Hacker News new | ask | show | jobs
by stdbrouw 2110 days ago
> bandits have higher statistical power, but also higher false-positive rate; false positives can be quite high cost since they cause thrash and require time to investigate if a feature that tested well does poorly in production

Not sure what you mean by this. Higher false-positive rate compared to what?

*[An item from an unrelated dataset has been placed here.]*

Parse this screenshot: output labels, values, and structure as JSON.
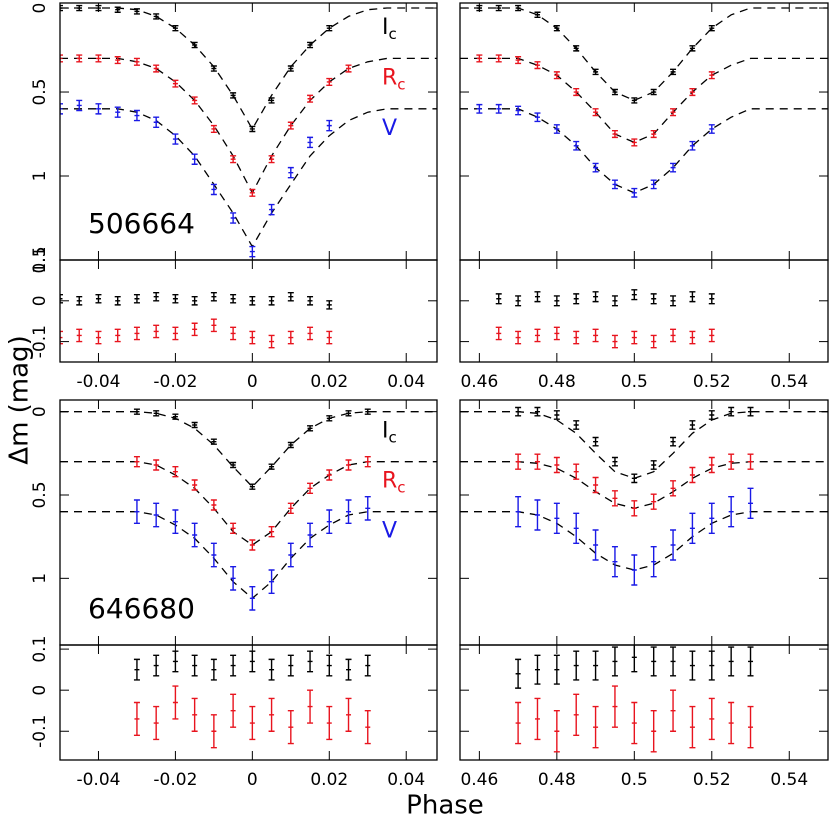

And given that bandits do not run for a predefined amount of time but converge at a rate proportional to the evidence (as opposed to your typical AB-test), a higher rate at which point in time?

Perhaps you mean that, because bandits typically run longer, there's a higher chance that they'll select an alternative that offers only a marginal improvement on the status quo whereas short experiments would just say "nah, no evidence that one is better than the other" and thereby get rid of a lot of noise?

1 comments

Thank you - your comment is right and I conflated two things which are conceptually totally different.

For a given number of experiments and block of time (i.e. available samples over time), it's not useful to say that bandits have higher power / a worse FPR, bc the values are adjustable. F1 or AUC would probably be the right way to compare and it seems likely to me that bandits have better performing precision-recall curves. Basically, this is actually irrelevant to the point, and actually favors bandits.

I was totally thinking about the scenario you mentioned where the number of experiments are unconstrained and old experiments run long. Bandits will spend a lot of their bandwidth on very marginal improvements that are below the effect size cutoff that shorter fixed RCT will set. I think you can fix this with early stopping (or just stopping), so maybe it's not really an issue after all.

Thanks for helping clarify my thinking on this :)